A plausible reply to this objection is that the word may have got corrupted almost ab
initio in those unlettered days; and the earliest quotation of Beefeater, already adduced, is above 150
years from the institution of the force, and even then the allusions are either satirical or humorous: as
Begone, yee greedy beefe-eaters, y' are best (Histriomastix, iii. 1; A.D. 1610); Bows, or Beefeaters, as
the French were pleased to terme us (1628); You beef-eater, you saucy cur (1671). Not one of the
quotations fixes the word on the Yeomen of the Guard, and that the English have been called Beefeaters
none will deny. Even if the allusion given above could be certainly affixed to Yeomen of the Guard it
would only prove that 150 or 160 years after their establishment in the palace they were so called (corruptly,
humorously or otherwise).
Arguments in favour of the old derivations: -
(1) Certainly Henry VII.
himself did not call these yeomen beef-eaters. He was as much French as Welsh, and must have
been familiar with the buffet (bu-fey); he had no spark of humour in his constitution, and it is extremely
doubtful whether beef was a standing dish at the time, certainly it was not so in Wales. We have a good
number of menus extant of the period, but beef does not appear in any of them.
(2) We have a host of
similar corruptions in our language, as Andrew Macs (q.v.), Billy-ruffians (see Bellerophon), Bull and
Mouth (q.v.), Charles's Wain (q.v.), Bag-o'-Nails, Goat and Compasses, Sparrow-grass (asparagus),
ancient (ensign), lutestring (lustring, from lustre), Dog-cheap (god-kepe, i.e. a good bargain), and
many more of the same sort.
(3) There can be no doubt that the beefeaters waited at the royal table,
for in 1602 we read that the dishes were brought in by the halberdiers [beefeaters], who are fine, big
fellows (quoted in Notes and Queries, February 4th, 1893, p. 86).

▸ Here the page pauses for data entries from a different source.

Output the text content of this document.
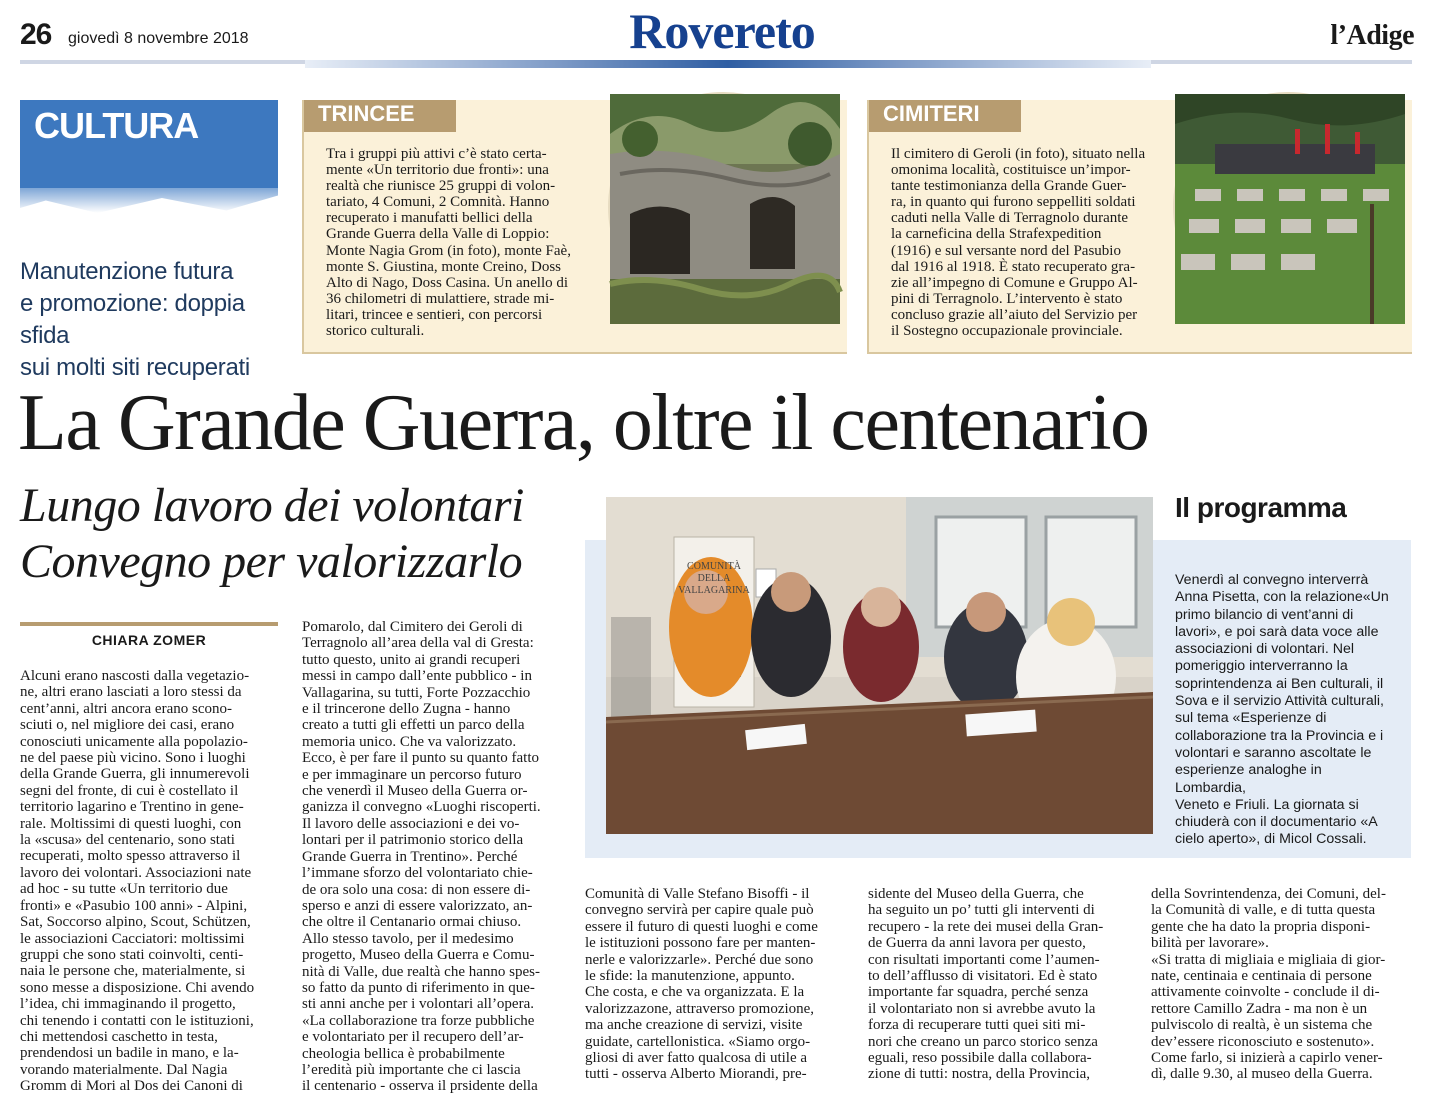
26 giovedì 8 novembre 2018	Rovereto	l’Adige
CULTURA
Manutenzione futura
e promozione: doppia sfida
sui molti siti recuperati
TRINCEE
Tra i gruppi più attivi c’è stato certa-
mente «Un territorio due fronti»: una
realtà che riunisce 25 gruppi di volon-
tariato, 4 Comuni, 2 Comnità. Hanno
recuperato i manufatti bellici della
Grande Guerra della Valle di Loppio:
Monte Nagia Grom (in foto), monte Faè,
monte S. Giustina, monte Creino, Doss
Alto di Nago, Doss Casina. Un anello di
36 chilometri di mulattiere, strade mi-
litari, trincee e sentieri, con percorsi
storico culturali.
CIMITERI
Il cimitero di Geroli (in foto), situato nella
omonima località, costituisce un’impor-
tante testimonianza della Grande Guer-
ra, in quanto qui furono seppelliti soldati
caduti nella Valle di Terragnolo durante
la carneficina della Strafexpedition
(1916) e sul versante nord del Pasubio
dal 1916 al 1918. È stato recuperato gra-
zie all’impegno di Comune e Gruppo Al-
pini di Terragnolo. L’intervento è stato
concluso grazie all’aiuto del Servizio per
il Sostegno occupazionale provinciale.
La Grande Guerra, oltre il centenario
Lungo lavoro dei volontari
Convegno per valorizzarlo
CHIARA ZOMER
Alcuni erano nascosti dalla vegetazio-
ne, altri erano lasciati a loro stessi da
cent’anni, altri ancora erano scono-
sciuti o, nel migliore dei casi, erano
conosciuti unicamente alla popolazio-
ne del paese più vicino. Sono i luoghi
della Grande Guerra, gli innumerevoli
segni del fronte, di cui è costellato il
territorio lagarino e Trentino in gene-
rale. Moltissimi di questi luoghi, con
la «scusa» del centenario, sono stati
recuperati, molto spesso attraverso il
lavoro dei volontari. Associazioni nate
ad hoc - su tutte «Un territorio due
fronti» e «Pasubio 100 anni» - Alpini,
Sat, Soccorso alpino, Scout, Schützen,
le associazioni Cacciatori: moltissimi
gruppi che sono stati coinvolti, centi-
naia le persone che, materialmente, si
sono messe a disposizione. Chi avendo
l’idea, chi immaginando il progetto,
chi tenendo i contatti con le istituzioni,
chi mettendosi caschetto in testa,
prendendosi un badile in mano, e la-
vorando materialmente. Dal Nagia
Gromm di Mori al Dos dei Canoni di
Pomarolo, dal Cimitero dei Geroli di
Terragnolo all’area della val di Gresta:
tutto questo, unito ai grandi recuperi
messi in campo dall’ente pubblico - in
Vallagarina, su tutti, Forte Pozzacchio
e il trincerone dello Zugna - hanno
creato a tutti gli effetti un parco della
memoria unico. Che va valorizzato.
Ecco, è per fare il punto su quanto fatto
e per immaginare un percorso futuro
che venerdì il Museo della Guerra or-
ganizza il convegno «Luoghi riscoperti.
Il lavoro delle associazioni e dei vo-
lontari per il patrimonio storico della
Grande Guerra in Trentino». Perché
l’immane sforzo del volontariato chie-
de ora solo una cosa: di non essere di-
sperso e anzi di essere valorizzato, an-
che oltre il Centanario ormai chiuso.
Allo stesso tavolo, per il medesimo
progetto, Museo della Guerra e Comu-
nità di Valle, due realtà che hanno spes-
so fatto da punto di riferimento in que-
sti anni anche per i volontari all’opera.
«La collaborazione tra forze pubbliche
e volontariato per il recupero dell’ar-
cheologia bellica è probabilmente
l’eredità più importante che ci lascia
il centenario - osserva il prsidente della
COMUNITÀ
DELLA
VALLAGARINA
Il programma
Venerdì al convegno interverrà
Anna Pisetta, con la relazione«Un
primo bilancio di vent’anni di
lavori», e poi sarà data voce alle
associazioni di volontari. Nel
pomeriggio interverranno la
soprintendenza ai Ben culturali, il
Sova e il servizio Attività culturali,
sul tema «Esperienze di
collaborazione tra la Provincia e i
volontari e saranno ascoltate le
esperienze analoghe in Lombardia,
Veneto e Friuli. La giornata si
chiuderà con il documentario «A
cielo aperto», di Micol Cossali.
Comunità di Valle Stefano Bisoffi - il
convegno servirà per capire quale può
essere il futuro di questi luoghi e come
le istituzioni possono fare per manten-
nerle e valorizzarle». Perché due sono
le sfide: la manutenzione, appunto.
Che costa, e che va organizzata. E la
valorizzazone, attraverso promozione,
ma anche creazione di servizi, visite
guidate, cartellonistica. «Siamo orgo-
gliosi di aver fatto qualcosa di utile a
tutti - osserva Alberto Miorandi, pre-
sidente del Museo della Guerra, che
ha seguito un po’ tutti gli interventi di
recupero - la rete dei musei della Gran-
de Guerra da anni lavora per questo,
con risultati importanti come l’aumen-
to dell’afflusso di visitatori. Ed è stato
importante far squadra, perché senza
il volontariato non si avrebbe avuto la
forza di recuperare tutti quei siti mi-
nori che creano un parco storico senza
eguali, reso possibile dalla collabora-
zione di tutti: nostra, della Provincia,
della Sovrintendenza, dei Comuni, del-
la Comunità di valle, e di tutta questa
gente che ha dato la propria disponi-
bilità per lavorare».
«Si tratta di migliaia e migliaia di gior-
nate, centinaia e centinaia di persone
attivamente coinvolte - conclude il di-
rettore Camillo Zadra - ma non è un
pulviscolo di realtà, è un sistema che
dev’essere riconosciuto e sostenuto».
Come farlo, si inizierà a capirlo vener-
dì, dalle 9.30, al museo della Guerra.
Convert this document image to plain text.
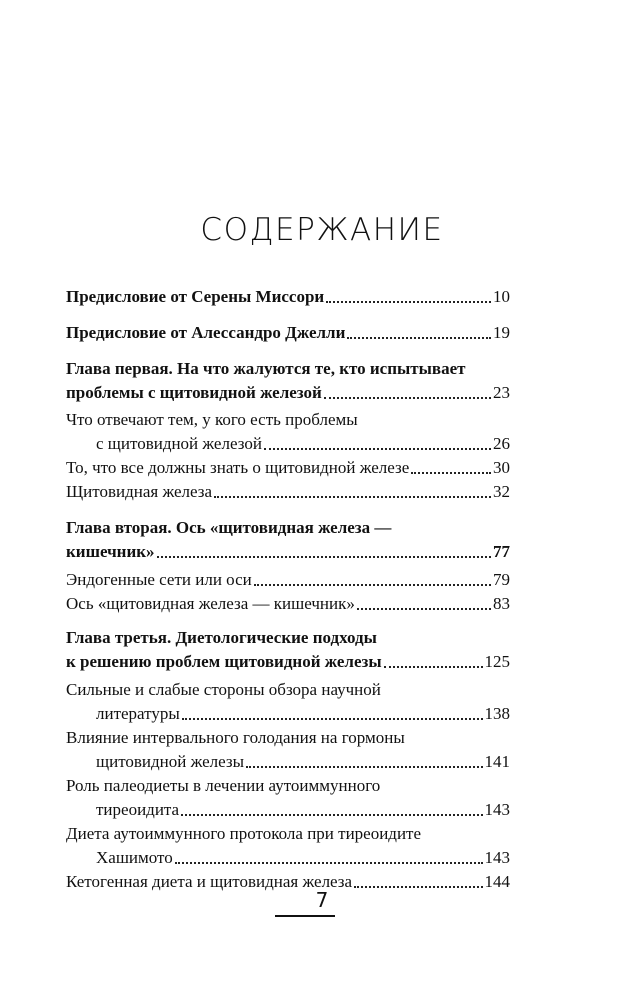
СОДЕРЖАНИЕ
Предисловие от Серены Миссори	10
Предисловие от Алессандро Джелли	19
Глава первая. На что жалуются те, кто испытывает
проблемы с щитовидной железой	23
Что отвечают тем, у кого есть проблемы
с щитовидной железой	26
То, что все должны знать о щитовидной железе	30
Щитовидная железа	32
Глава вторая. Ось «щитовидная железа —
кишечник»	77
Эндогенные сети или оси	79
Ось «щитовидная железа — кишечник»	83
Глава третья. Диетологические подходы
к решению проблем щитовидной железы	125
Сильные и слабые стороны обзора научной
литературы	138
Влияние интервального голодания на гормоны
щитовидной железы	141
Роль палеодиеты в лечении аутоиммунного
тиреоидита	143
Диета аутоиммунного протокола при тиреоидите
Хашимото	143
Кетогенная диета и щитовидная железа	144
7
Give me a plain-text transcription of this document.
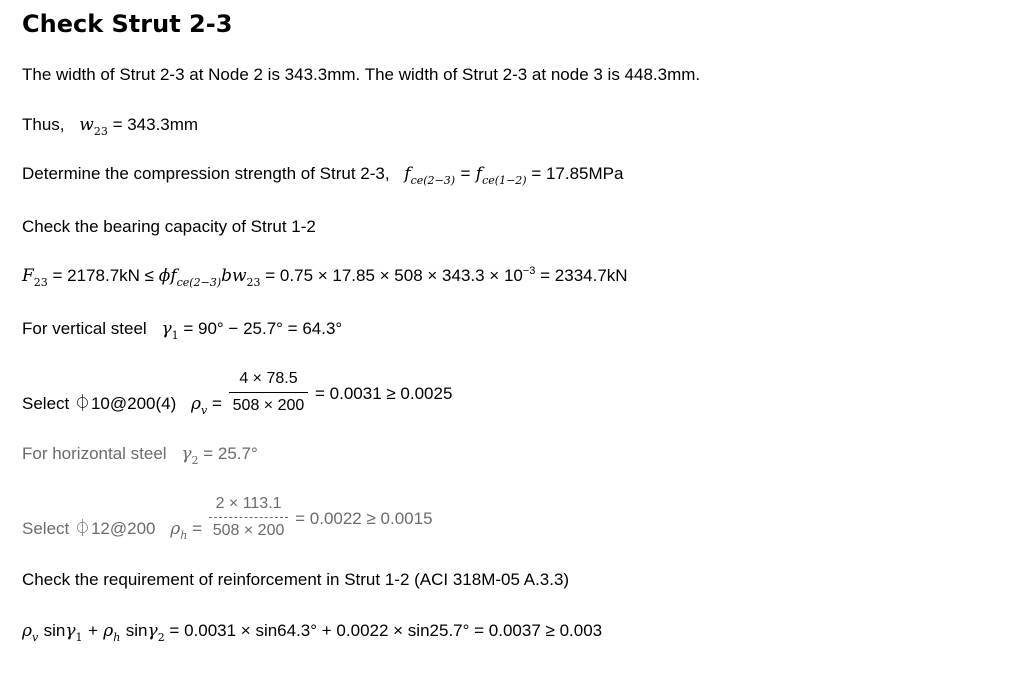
Check Strut 2-3
The width of Strut 2-3 at Node 2 is 343.3mm. The width of Strut 2-3 at node 3 is 448.3mm.
Thus, $w_{23} = 343.3mm$
Determine the compression strength of Strut 2-3, $f_{ce(2-3)} = f_{ce(1-2)} = 17.85MPa$
Check the bearing capacity of Strut 1-2
$F_{23} = 2178.7kN \le \phi f_{ce(2-3)}bw_{23} = 0.75 \times 17.85 \times 508 \times 343.3 \times 10^{-3} = 2334.7kN$
For vertical steel $\gamma_1 = 90^\circ - 25.7^\circ = 64.3^\circ$
Select ⏀10@200(4) $\rho_v = \frac{4 \times 78.5}{508 \times 200} = 0.0031 \ge 0.0025$
For horizontal steel $\gamma_2 = 25.7^\circ$
Select ⏀12@200 $\rho_h = \frac{2 \times 113.1}{508 \times 200} = 0.0022 \ge 0.0015$
Check the requirement of reinforcement in Strut 1-2 (ACI 318M-05 A.3.3)
$\rho_v$ $\sin\gamma_1 + \rho_h$ sinγ$_2$ = 0.0031 × sin64.3° + 0.0022 × sin25.7° = 0.0037 ≥ 0.003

(4) If beef was a general food in the
sixteenth century, which is extremely doubtful, it would be supremely ridiculous to call a few yeomen
eaters of beef, unless beef was restricted to them. In the present Argentine Republic, beef dried, called
jerked beef, is the common diet, and it would be foolish indeed to restrict the phrase eaters of jerked
beef to some halfscore waiters at the President's table.